Additional for local Kubernetes (make run-k8s):


Quick Start

# Build all services
make build-all

# Run locally — open a separate terminal for each service

SERVICE_NAME=ratings HTTP_PORT=8083 ADMIN_PORT=9093 ./bin/ratings

SERVICE_NAME=details HTTP_PORT=8081 ADMIN_PORT=9091 ./bin/details

SERVICE_NAME=reviews HTTP_PORT=8082 ADMIN_PORT=9092 \
  RATINGS_SERVICE_URL=http://localhost:8083 \
  ./bin/reviews

SERVICE_NAME=notification HTTP_PORT=8084 ADMIN_PORT=9094 ./bin/notification

SERVICE_NAME=dlqueue HTTP_PORT=8085 ADMIN_PORT=9095 ./bin/dlqueue

# Optional: REDIS_URL=redis://localhost:6379 (enables pending review cache)
SERVICE_NAME=productpage HTTP_PORT=8080 ADMIN_PORT=9090 \
  DETAILS_SERVICE_URL=http://localhost:8081 \
  REVIEWS_SERVICE_URL=http://localhost:8082 \
  RATINGS_SERVICE_URL=http://localhost:8083 \
  TEMPLATE_DIR=services/productpage/templates \
  ./bin/productpage

# Optional standalone demo — publishes CloudEvents to Kafka
SERVICE_NAME=ingestion HTTP_PORT=8086 ADMIN_PORT=9096 \
  KAFKA_BROKERS=localhost:9092 \
  KAFKA_TOPIC=raw_books_details \
  POLL_INTERVAL=5m \
  SEARCH_QUERIES=programming,golang \
  MAX_RESULTS_PER_QUERY=10 \
  ./bin/ingestion

# Open in browser
open http://localhost:8080

By default all services use the in-memory storage backend. To use PostgreSQL, set STORAGE_BACKEND=postgres and DATABASE_URL=<dsn> for each backend service. Note: the in-memory backend does not support multiple replicas (state is pod-local).
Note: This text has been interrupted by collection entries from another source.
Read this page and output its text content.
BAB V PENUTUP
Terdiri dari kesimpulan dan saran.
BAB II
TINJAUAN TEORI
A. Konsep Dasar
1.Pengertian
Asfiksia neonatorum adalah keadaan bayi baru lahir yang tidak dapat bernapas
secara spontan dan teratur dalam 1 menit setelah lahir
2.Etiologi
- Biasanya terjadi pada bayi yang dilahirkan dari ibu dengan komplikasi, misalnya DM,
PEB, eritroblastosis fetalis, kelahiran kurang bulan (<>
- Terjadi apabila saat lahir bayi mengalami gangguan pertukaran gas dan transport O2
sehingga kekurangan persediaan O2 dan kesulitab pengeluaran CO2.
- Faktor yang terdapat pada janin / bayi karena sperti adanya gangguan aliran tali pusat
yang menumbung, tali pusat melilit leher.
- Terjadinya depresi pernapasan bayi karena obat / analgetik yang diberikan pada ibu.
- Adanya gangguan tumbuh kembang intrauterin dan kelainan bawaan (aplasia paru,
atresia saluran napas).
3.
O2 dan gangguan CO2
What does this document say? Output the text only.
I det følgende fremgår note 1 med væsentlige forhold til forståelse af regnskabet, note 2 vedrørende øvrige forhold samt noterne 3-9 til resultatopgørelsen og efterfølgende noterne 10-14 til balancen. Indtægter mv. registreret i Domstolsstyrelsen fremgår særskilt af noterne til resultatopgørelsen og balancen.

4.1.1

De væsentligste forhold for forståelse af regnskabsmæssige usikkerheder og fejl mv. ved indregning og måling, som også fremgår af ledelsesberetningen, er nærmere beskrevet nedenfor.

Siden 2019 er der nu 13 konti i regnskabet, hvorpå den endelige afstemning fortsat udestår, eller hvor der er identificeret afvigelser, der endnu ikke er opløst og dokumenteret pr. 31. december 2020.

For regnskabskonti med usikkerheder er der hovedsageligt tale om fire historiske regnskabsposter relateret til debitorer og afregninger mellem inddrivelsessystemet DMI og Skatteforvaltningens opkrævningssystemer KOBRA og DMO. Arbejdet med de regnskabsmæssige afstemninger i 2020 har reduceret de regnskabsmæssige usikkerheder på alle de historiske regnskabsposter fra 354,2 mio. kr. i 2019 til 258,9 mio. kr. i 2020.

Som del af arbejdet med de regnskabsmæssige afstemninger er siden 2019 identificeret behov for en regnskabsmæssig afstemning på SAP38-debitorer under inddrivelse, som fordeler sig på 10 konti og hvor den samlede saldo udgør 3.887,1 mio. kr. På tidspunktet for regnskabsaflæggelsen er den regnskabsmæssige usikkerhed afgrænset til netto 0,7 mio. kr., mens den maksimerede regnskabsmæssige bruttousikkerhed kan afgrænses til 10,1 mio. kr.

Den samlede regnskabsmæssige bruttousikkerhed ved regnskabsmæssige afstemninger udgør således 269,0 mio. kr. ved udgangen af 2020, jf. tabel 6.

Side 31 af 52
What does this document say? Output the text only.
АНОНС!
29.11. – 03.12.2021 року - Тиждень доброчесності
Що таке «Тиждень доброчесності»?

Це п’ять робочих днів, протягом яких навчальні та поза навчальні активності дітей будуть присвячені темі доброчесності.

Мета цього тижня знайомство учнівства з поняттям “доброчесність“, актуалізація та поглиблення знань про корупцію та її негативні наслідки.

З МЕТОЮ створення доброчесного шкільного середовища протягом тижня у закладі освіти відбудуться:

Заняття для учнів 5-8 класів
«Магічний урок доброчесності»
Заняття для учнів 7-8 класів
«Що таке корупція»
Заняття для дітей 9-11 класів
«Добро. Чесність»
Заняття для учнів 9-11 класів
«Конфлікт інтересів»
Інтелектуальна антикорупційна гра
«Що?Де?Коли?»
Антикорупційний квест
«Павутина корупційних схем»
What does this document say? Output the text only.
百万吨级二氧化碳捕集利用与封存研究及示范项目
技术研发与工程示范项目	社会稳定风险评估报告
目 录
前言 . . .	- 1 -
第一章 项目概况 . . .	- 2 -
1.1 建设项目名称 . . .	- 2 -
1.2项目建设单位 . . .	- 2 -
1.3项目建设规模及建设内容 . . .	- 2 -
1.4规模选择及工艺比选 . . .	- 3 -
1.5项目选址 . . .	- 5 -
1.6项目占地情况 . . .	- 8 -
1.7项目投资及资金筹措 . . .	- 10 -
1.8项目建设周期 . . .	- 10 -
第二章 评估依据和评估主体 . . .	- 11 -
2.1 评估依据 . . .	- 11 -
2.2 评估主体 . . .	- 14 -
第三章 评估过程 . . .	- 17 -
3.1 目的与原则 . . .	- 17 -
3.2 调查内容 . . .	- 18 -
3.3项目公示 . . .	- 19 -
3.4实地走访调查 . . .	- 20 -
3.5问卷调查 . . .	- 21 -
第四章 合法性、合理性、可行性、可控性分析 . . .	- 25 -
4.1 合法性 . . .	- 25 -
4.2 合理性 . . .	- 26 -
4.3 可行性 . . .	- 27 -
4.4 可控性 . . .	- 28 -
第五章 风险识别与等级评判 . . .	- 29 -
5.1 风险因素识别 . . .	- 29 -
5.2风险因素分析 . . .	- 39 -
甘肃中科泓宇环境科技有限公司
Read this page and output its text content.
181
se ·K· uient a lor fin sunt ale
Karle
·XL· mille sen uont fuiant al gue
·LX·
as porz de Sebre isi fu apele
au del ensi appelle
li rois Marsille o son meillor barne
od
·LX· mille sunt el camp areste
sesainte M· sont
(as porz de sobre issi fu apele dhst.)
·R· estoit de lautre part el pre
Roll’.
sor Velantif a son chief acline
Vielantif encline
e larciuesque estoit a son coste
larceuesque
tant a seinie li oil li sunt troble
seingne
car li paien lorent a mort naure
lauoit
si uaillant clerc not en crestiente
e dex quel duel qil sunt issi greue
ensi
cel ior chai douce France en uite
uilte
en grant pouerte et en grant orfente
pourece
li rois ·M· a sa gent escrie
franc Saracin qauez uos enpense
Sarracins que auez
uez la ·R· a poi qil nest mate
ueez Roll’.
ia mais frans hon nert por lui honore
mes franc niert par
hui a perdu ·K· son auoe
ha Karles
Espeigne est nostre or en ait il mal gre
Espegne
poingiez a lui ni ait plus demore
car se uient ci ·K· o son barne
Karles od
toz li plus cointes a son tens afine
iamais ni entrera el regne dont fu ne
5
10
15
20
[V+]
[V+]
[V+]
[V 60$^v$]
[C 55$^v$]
Or use Docker Compose (PostgreSQL backend, all services with one command):

make run          # Start all services + PostgreSQL, seed databases
make run-logs     # Tail logs
make stop         # Stop and remove containers

Makefile Targets

Target Description
make build SERVICE=<name> Build a single service binary to bin/<name>
make build-all Build all 7 service binaries
make test Run all tests
make test-cover Run tests with HTML coverage report
make test-race Run tests with the race detector
make lint Run golangci-lint across the whole module
make fmt Format all Go source files with gofmt
make vet Run go vet
make mod-tidy Tidy go module dependencies
make docker-build SERVICE=<name> Build Docker image for one service
make docker-build-all Build Docker images for all 7 services
make run Start all services via Docker Compose (PostgreSQL backend)
make stop Stop services and remove containers
make e2e Run E2E tests via docker-compose
make clean Remove bin/ and dist/ directories
make help List all available targets
make run-k8s Full local k8s setup (cluster, platform, observability, deploy, seed)
make stop-k8s Delete k3d cluster and all resources
make k8s-rebuild Fast iteration: rebuild images, reimport, rollout restart
make k8s-status Show pod status across all namespaces + access URLs
make k8s-logs Tail logs from bookinfo namespace
make k8s-cluster Create k3d cluster with port mappings
make k8s-platform Install Envoy Gateway, Strimzi, Kafka, Argo Events, Gateway
make k8s-observability Install Prometheus, Grafana, Tempo, Loki, Pyroscope, Alloy
make k8s-deploy Build images, import to k3d, deploy apps + Argo Events + HTTPRoutes
make k8s-seed Seed PostgreSQL databases with sample data

Docker

Each service has its own Dockerfile in the build/ directory (build/Dockerfile.<service>). Backend services use FROM scratch for the smallest possible image; productpage uses gcr.io/distroless/static-debian12:nonroot because it needs the HTML templates directory alongside the binary.

# Build a single image
make docker-build SERVICE=ratings

# Build all images
make docker-build-all

# Run all services with PostgreSQL (recommended for local dev)
make run          # builds images, starts postgres + redis + all services, seeds databases
make run-logs     # tail service logs
make stop         # stop and remove containers (keeps data)
make clean-data   # stop and remove containers + postgres data volume

# Or run directly with docker-compose (memory backend, for E2E tests)
docker compose -f test/e2e/docker-compose.yml up

Images are tagged event-driven-bookinfo/<service>:latest locally. Released images are pushed to GitHub Container Registry with the service version tag:

ghcr.io/kaio6fellipe/event-driven-bookinfo/productpage:<tag>
ghcr.io/kaio6fellipe/event-driven-bookinfo/details:<tag>
ghcr.io/kaio6fellipe/event-driven-bookinfo/reviews:<tag>
ghcr.io/kaio6fellipe/event-driven-bookinfo/ratings:<tag>
ghcr.io/kaio6fellipe/event-driven-bookinfo/notification:<tag>
ghcr.io/kaio6fellipe/event-driven-bookinfo/dlqueue:<tag>
ghcr.io/kaio6fellipe/event-driven-bookinfo/ingestion:<tag>

Kubernetes Deployment

Kubernetes manifests live under deploy/ and use Kustomize with a base plus three overlays per service.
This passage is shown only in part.